REVIEW BY JON HILLSON Picture

Before Night Falls
Starring Javier Bardem, Olivier Martinez, Andrea di Stefano, Johnny Depp and Michael Wincott
Directed by Julian Schnabel
Grandview Pictures, Fine Line Films 2000.

Those who defend the Cuban Revolution should be prepared to answer slanders aimed at it contained in the new film Before Night Falls. The movie, still in limited release in Los Angeles, New York, and San Francisco, has been widely praised by critics across the US. It has garnered numerous awards, particularly for Javier Bardem, who plays the self-exiled Cuban poet and novelist Reinaldo Arenas.

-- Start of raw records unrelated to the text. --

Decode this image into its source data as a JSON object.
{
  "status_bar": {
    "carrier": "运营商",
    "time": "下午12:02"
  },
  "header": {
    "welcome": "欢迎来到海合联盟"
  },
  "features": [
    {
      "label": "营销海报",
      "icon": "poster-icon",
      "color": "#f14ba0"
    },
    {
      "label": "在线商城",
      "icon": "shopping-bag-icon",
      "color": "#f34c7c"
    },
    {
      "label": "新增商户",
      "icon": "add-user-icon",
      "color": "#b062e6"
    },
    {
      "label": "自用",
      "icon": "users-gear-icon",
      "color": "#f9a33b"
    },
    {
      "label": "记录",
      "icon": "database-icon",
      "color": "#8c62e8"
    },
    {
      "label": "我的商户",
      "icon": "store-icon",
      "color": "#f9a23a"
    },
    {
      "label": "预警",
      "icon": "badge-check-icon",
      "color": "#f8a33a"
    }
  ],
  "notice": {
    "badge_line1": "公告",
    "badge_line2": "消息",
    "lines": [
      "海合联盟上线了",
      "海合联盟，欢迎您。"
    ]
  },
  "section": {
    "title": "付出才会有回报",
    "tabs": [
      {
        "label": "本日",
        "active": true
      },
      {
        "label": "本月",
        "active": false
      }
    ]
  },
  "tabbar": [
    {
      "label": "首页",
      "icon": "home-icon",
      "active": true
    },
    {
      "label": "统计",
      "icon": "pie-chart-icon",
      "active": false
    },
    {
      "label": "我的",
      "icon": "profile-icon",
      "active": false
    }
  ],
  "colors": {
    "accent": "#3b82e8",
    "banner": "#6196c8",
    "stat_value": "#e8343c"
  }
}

In a phrase which captures the essence of the typical review, Newsweek's David Ansen raved that the movie is "lyrical, sensual and shattering — a devastating indictment of the Castro regime". This should alert activists as to what is coming. The purpose of this review is to sketch the political function of the film. (An extensive essay I wrote on Before Night Falls, entitled "The sexual politics of Reinaldo Arenas: fact, fiction, and the real record of the Cuban revolution" appears in the online journal Seeing Red [<www.SeeingRed.com>]. It responds in detail to a series of lies and half-truths, as well as broader questions posed in the film, using extensive Cuban primary sources and other supporting documentation.)

Before Night Falls is the autobiography of Reinaldo Arenas, completed just before his death in New York City in 1990, 10 years after he left Cuba during the Mariel departures. It was published in 1993 in English.

Arenas, a prize-winning poet of the younger generation in Cuba, came of age during the revolution, which he defended up until 1968. This is one of many facts he expunges from Before Night Falls, in an effort to seamlessly conform his reinvented life to the confection of defiant opponent — and escaped victim — of the "Castro dictatorship".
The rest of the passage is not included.